There are certain Formula One teams that come with deep pockets. Ferrari and McLaren come to mind. Other teams, however, are always a bit on edge and the Renault F1 team was just dealt a brutal blow.
Formula One is made up of three types of teams. The first one is the privateer. It is a private race team that uses engines and other components that it buys from manufacturers. The Williams team is an example. The second type of team common in Formula One is the manufacturer team. As the name suggests, this team is started, owned and run by a road car manufacturer. BMW Sauber is an example of such a team. The third type of team in Formula One is a hybrid that combines the other two. The classic example is McLaren Mercedes.
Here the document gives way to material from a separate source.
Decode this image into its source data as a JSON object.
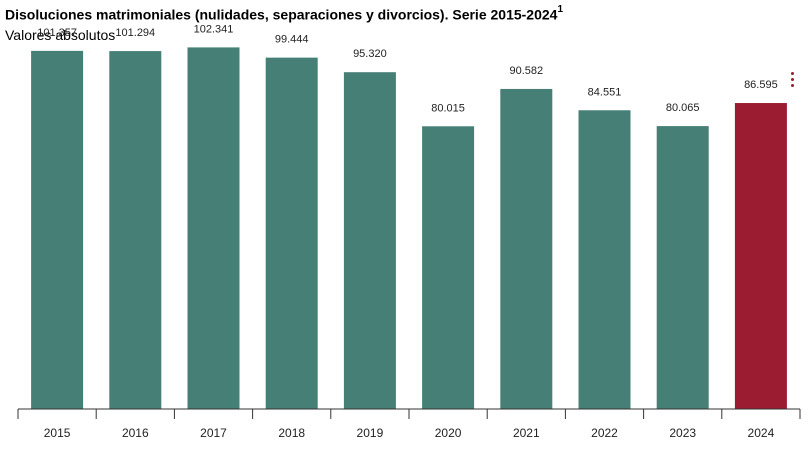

Given the economic downturn, we’ve seen manufacturers come under heavy pressure to cut costs. If they cars aren’t selling, there simply isn’t enough money to go racing when a team can expect to spend $150 to $300 million dollars to be competitive. Honda was the first team to give up the ghost, but now Renault is in trouble. The problem? The main sponsor for the team, the ING bank, just dropped Renault for the 2010 season.
Renault has always had an interesting relationship with Formula One. At certain points, the company has had its own teams. At others, it has just supplied engines. At yet others, it has bailed completely from the sport. In short, it isn’t the most stable of teams even in the good times. Now the Renault team looks like a duck swimming on a pond with crocodiles. Everything looks calm above the water, but those feet are kicking madly.
Renault’s retail business is a disaster much like every other car company. It recently was granted a $3 billion dollar loan from the French government to keep running as well as another $1 billion to keep its financing division from failing. While ING will continue to pay sponsorship deals this year, the loss of the revenue for 2010 is devastating.
What kind of dollar are we talking with the ING sponsorship? The numbers are not made public by the team or bank, but estimates from financial groups have put the deal at $65 to $120 million a year. That is a huge chunk of the budget for Renault to lose. Given the current economic condition and forecasts for little if any economic recover in 2010, one has to wonder where Renault will find a replacement sponsor. You can bet Renault is thinking about it.
Is this the end of Renault? Well, the team appears set for the 2009 Formula One season, but 2010 looks very iffy at best .Given the massive losses the company is suffering in addition to the loss of ING, all indications point to a grid without a Renault in 2010.